Alt işverenden söz edebilmek ve asıl işvereni, aracının borçlarından sorumlu tutabilmek için bir takım zorunlu unsurlar bulunmaktadır.
a) İşyerinde işçi çalıştıran bir asıl işveren bulunmalıdır. Sigortalı çalıştırmayan “işveren” sıfatını kazanamayacağı için, bu durumdaki kişilerden iş alanlar da aracı sayılmayacak ve anılan madde kapsamında dayanışmalı sorumluluk doğmayacaktır.
b) Bir başka işveren, işyerinde yürüttüğü mal veya hizmet üretimine ilişkin bir işte veya bir işin bölüm veya eklentilerinde iş almalı ve sigortalı çalıştırmalıdır.
c) İşverenlik sıfatını, alınan işte ve o iş nedeniyle sigortalı çalıştırılması sonucunda kazanmış olması aranacaktır. Bu kişinin diğer bir takım işyerlerinde çalıştırdığı sigortalılar nedeniyle kazandığı işverenlik sıfatının sonuca etkisi bulunmamaktadır.
d) İşverenden alınan iş, işverenin sigortalı çalıştırdığı işe göre ayrı ve bağımsız bir işyeri olarak değerlendirilebilecek nitelikte olmamalıdır, aksi halde iş alan kimse aracı değil, bağımsız işveren niteliğinde bulunacaktır.
e) İşin bütünü başka bir işverene bırakıldığında, iş anahtar teslimi verildiğinde veya işveren kendisi sigortalı çalıştırmaksızın işi bölerek ihale suretiyle farklı kişilere vermişse, iş sahibi (ihale makamı) Yasanın tanımladığı anlamda asıl işveren olmayacağından, bir alt-üst işveren ilişkisi bulunmayacaktır.
f) Alt işverenin aldığı iş, işverenin asıl işinin bölüm ve eklentilerindeki işin bir kesimi yada yardımcı işler kapsamında bulunmalıdır. Asıl işverenden alınan iş, onun sigortalı çalıştırdığı işe göre ayrı ve bağımsız bir nitelik taşımaktaysa, işi alan kimse alt işveren değil, bağımsız işveren sayılacaktır. Bu noktada belirleyici yön; yapılan işin, diğerinin bütünleyici, yardımcı parçası olup olmadığıdır. İşyerindeki üretimle ilgili olmayan ve asıl işin tamamlayıcısı niteliğinde bulunmayan bir işin üstlenilmesi halinde, alt işverenden söz etme olanağı kalmayacak, ortada iki bağımsız işveren bulunacaktır. (Yargıtay Hukuk Genel Kurulu’nun 24.05.1995 gün ve 1995/9-273-548 sayılı kararı da aynı yöndedir.) Somut olayda, hükme esas alınan kusur raporunda davalı gerçek şahısların sorumluluğuna ilişkin yeterli açıklamanın bulunmadığı, temyiz dilekçelerinde ifade edilen ceza dosyasının yöntemince tartışılmadığı anlaşılmaktadır.
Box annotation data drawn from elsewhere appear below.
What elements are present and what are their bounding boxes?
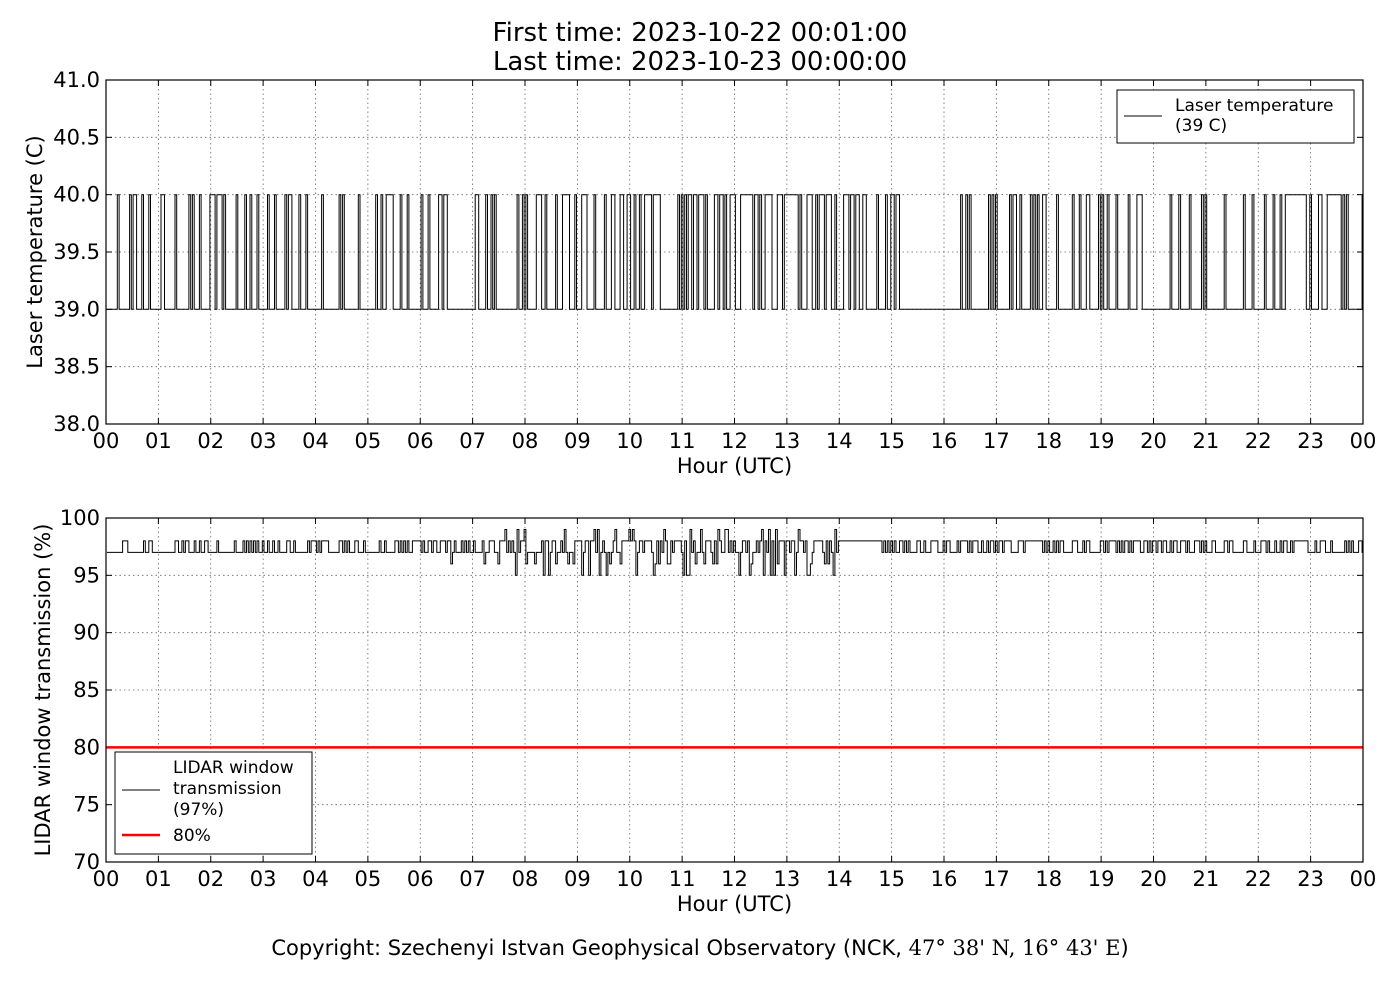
- x-tick-label: 16: [931, 429, 958, 453]
- y-axis-label: Laser temperature (C): [23, 135, 47, 368]
- x-tick-label: 21: [1193, 867, 1220, 891]
- plot-2: 00 01 02 03 04 05 06 07 08 09 10 11 12 13 14 15 16 17 18 19…: [31, 506, 1376, 916]
- x-tick-label: 01: [145, 429, 172, 453]
- x-tick-label: 09: [564, 867, 591, 891]
- x-tick-label: 20: [1140, 429, 1167, 453]
- x-tick-label: 11: [669, 867, 696, 891]
- y-tick-label: 75: [73, 793, 100, 817]
- y-tick-label: 90: [73, 621, 100, 645]
- x-tick-label: 09: [564, 429, 591, 453]
- y-tick-label: 39.5: [53, 240, 100, 264]
- x-axis-label: Hour (UTC): [677, 454, 792, 478]
- copyright-coords: 47° 38' N, 16° 43' E: [908, 936, 1121, 960]
- x-tick-label: 22: [1245, 429, 1272, 453]
- x-tick-label: 13: [774, 867, 801, 891]
- x-tick-label: 08: [512, 867, 539, 891]
- y-tick-label: 39.0: [53, 297, 100, 321]
- x-tick-label: 03: [250, 867, 277, 891]
- x-tick-label: 00: [93, 867, 120, 891]
- lidar-transmission-series: [106, 529, 1363, 576]
- x-tick-label: 13: [774, 429, 801, 453]
- x-tick-label: 02: [197, 429, 224, 453]
- y-tick-label: 41.0: [53, 68, 100, 92]
- x-tick-label: 17: [983, 867, 1010, 891]
- x-tick-label: 06: [407, 429, 434, 453]
- x-tick-label: 15: [878, 867, 905, 891]
- legend-box: [114, 751, 313, 855]
- x-tick-label: 21: [1193, 429, 1220, 453]
- y-tick-label: 100: [60, 506, 100, 530]
- x-tick-label: 04: [302, 867, 329, 891]
- legend-laser: Laser temperature(39 C): [1116, 89, 1355, 144]
- x-tick-label: 05: [355, 429, 382, 453]
- x-tick-label: 19: [1088, 429, 1115, 453]
- y-tick-label: 70: [73, 850, 100, 874]
- plot-1: 00 01 02 03 04 05 06 07 08 09 10 11 12 13 14 15 16 17 18 19…: [23, 68, 1376, 478]
- x-tick-label: 23: [1297, 429, 1324, 453]
- x-tick-label: 11: [669, 429, 696, 453]
- x-tick-label: 03: [250, 429, 277, 453]
- x-tick-label: 05: [355, 867, 382, 891]
- x-tick-label: 07: [459, 429, 486, 453]
- x-tick-label: 06: [407, 867, 434, 891]
- x-tick-label: 22: [1245, 867, 1272, 891]
- x-tick-label: 23: [1297, 867, 1324, 891]
- x-tick-label: 12: [721, 429, 748, 453]
- y-tick-label: 38.5: [53, 355, 100, 379]
- legend-label-lidar: transmission: [173, 779, 282, 799]
- x-tick-label: 15: [878, 429, 905, 453]
- chart-title-first-time: First time: 2023-10-22 00:01:00: [492, 18, 908, 48]
- x-tick-label: 02: [197, 867, 224, 891]
- x-tick-label: 14: [826, 867, 853, 891]
- legend-label-laser: Laser temperature: [1175, 96, 1333, 116]
- legend-label-lidar: (97%): [173, 800, 224, 820]
- copyright-footer: Copyright: Szechenyi Istvan Geophysical …: [0, 936, 1400, 960]
- y-tick-label: 80: [73, 735, 100, 759]
- x-tick-label: 00: [93, 429, 120, 453]
- legend-label-laser: (39 C): [1175, 116, 1227, 136]
- y-tick-label: 38.0: [53, 412, 100, 436]
- legend-label-lidar: LIDAR window: [173, 758, 294, 778]
- y-tick-label: 95: [73, 563, 100, 587]
- copyright-suffix: ): [1120, 936, 1129, 960]
- x-tick-label: 20: [1140, 867, 1167, 891]
- x-tick-label: 04: [302, 429, 329, 453]
- x-tick-label: 00: [1350, 429, 1377, 453]
- y-tick-label: 40.5: [53, 125, 100, 149]
- x-tick-label: 18: [1035, 429, 1062, 453]
- x-axis-label: Hour (UTC): [677, 892, 792, 916]
- x-tick-label: 17: [983, 429, 1010, 453]
- x-tick-label: 19: [1088, 867, 1115, 891]
- y-axis-label: LIDAR window transmission (%): [31, 524, 55, 857]
- laser-temperature-series: [106, 194, 1363, 310]
- plot-frame: [105, 79, 1364, 425]
- y-tick-label: 40.0: [53, 183, 100, 207]
- x-tick-label: 18: [1035, 867, 1062, 891]
- x-tick-label: 08: [512, 429, 539, 453]
- plot-frame: [105, 517, 1364, 863]
- x-tick-label: 10: [616, 429, 643, 453]
- x-tick-label: 14: [826, 429, 853, 453]
- x-tick-label: 07: [459, 867, 486, 891]
- x-tick-label: 16: [931, 867, 958, 891]
- x-tick-label: 12: [721, 867, 748, 891]
- chart-title-last-time: Last time: 2023-10-23 00:00:00: [492, 47, 908, 77]
- y-tick-label: 85: [73, 678, 100, 702]
- x-tick-label: 10: [616, 867, 643, 891]
- legend-label-80: 80%: [173, 826, 211, 846]
- copyright-prefix: Copyright: Szechenyi Istvan Geophysical …: [271, 936, 909, 960]
- x-tick-label: 00: [1350, 867, 1377, 891]
- x-tick-label: 01: [145, 867, 172, 891]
Bu yönüyle hüküm hatalıdır ve kararın bozulması gerekmiştir.Mahkemece yapılacak iş; davalılara ait temyiz dilekçelerinde yer verilen ve tanık ifadesinde dile getirilen ceza yargılamasına ilişkin evrakın (… Cumhuriyet Başsavcılığı İddianamesi ve … Sulh Ceza Hakimliği dosyaları) celbi ile kaza tarihinde yürürlükte bulunan İş Kanununun 77. maddesi kapsamında tarafların iş güvenliği konusunda sorumluluklarının tespiti açısından alanında uzman iş güvenliği uzmanlarından oluşturulacak üç kişilik bilirkişi heyetinden kusur raporu alınması; bozmaya konu kararda esas alınan 04.03.2017 tarihli hesap raporundaki veriler ile ve bu defa PMF 1931 yaşam tablosuna göre maddi zararın yeniden hesaplanması, usulü kazanılmış hakların da dikkate alınması ile birlikte maddi tazminata karar verilmesinden ibarettir.Mahkemece bu maddi ve hukuki olgular nazara alınmaksızın yazılı şekilde karar verilmesi usule ve yasaya aykırı olup bozma nedenidir.
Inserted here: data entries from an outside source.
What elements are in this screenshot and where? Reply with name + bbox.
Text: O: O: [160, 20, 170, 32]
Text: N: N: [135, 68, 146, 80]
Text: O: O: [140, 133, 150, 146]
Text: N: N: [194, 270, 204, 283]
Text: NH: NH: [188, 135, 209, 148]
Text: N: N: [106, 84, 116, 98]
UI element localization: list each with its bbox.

O halde, tarafların bu yönlere ilişkin temyiz itirazları kabul edilmelidir ve hüküm bozulmalıdır.
SONUÇ: Hükmün yukarıda açıklanan nedenlerle BOZULMASINA, tarafların sair itirazlarının incelenmesine şimdilik yer olmadığına, temyiz harcının istek halinde temyiz eden taraflara iadesine, 22/01/2019 gününde oybirliğiyle karar verildi.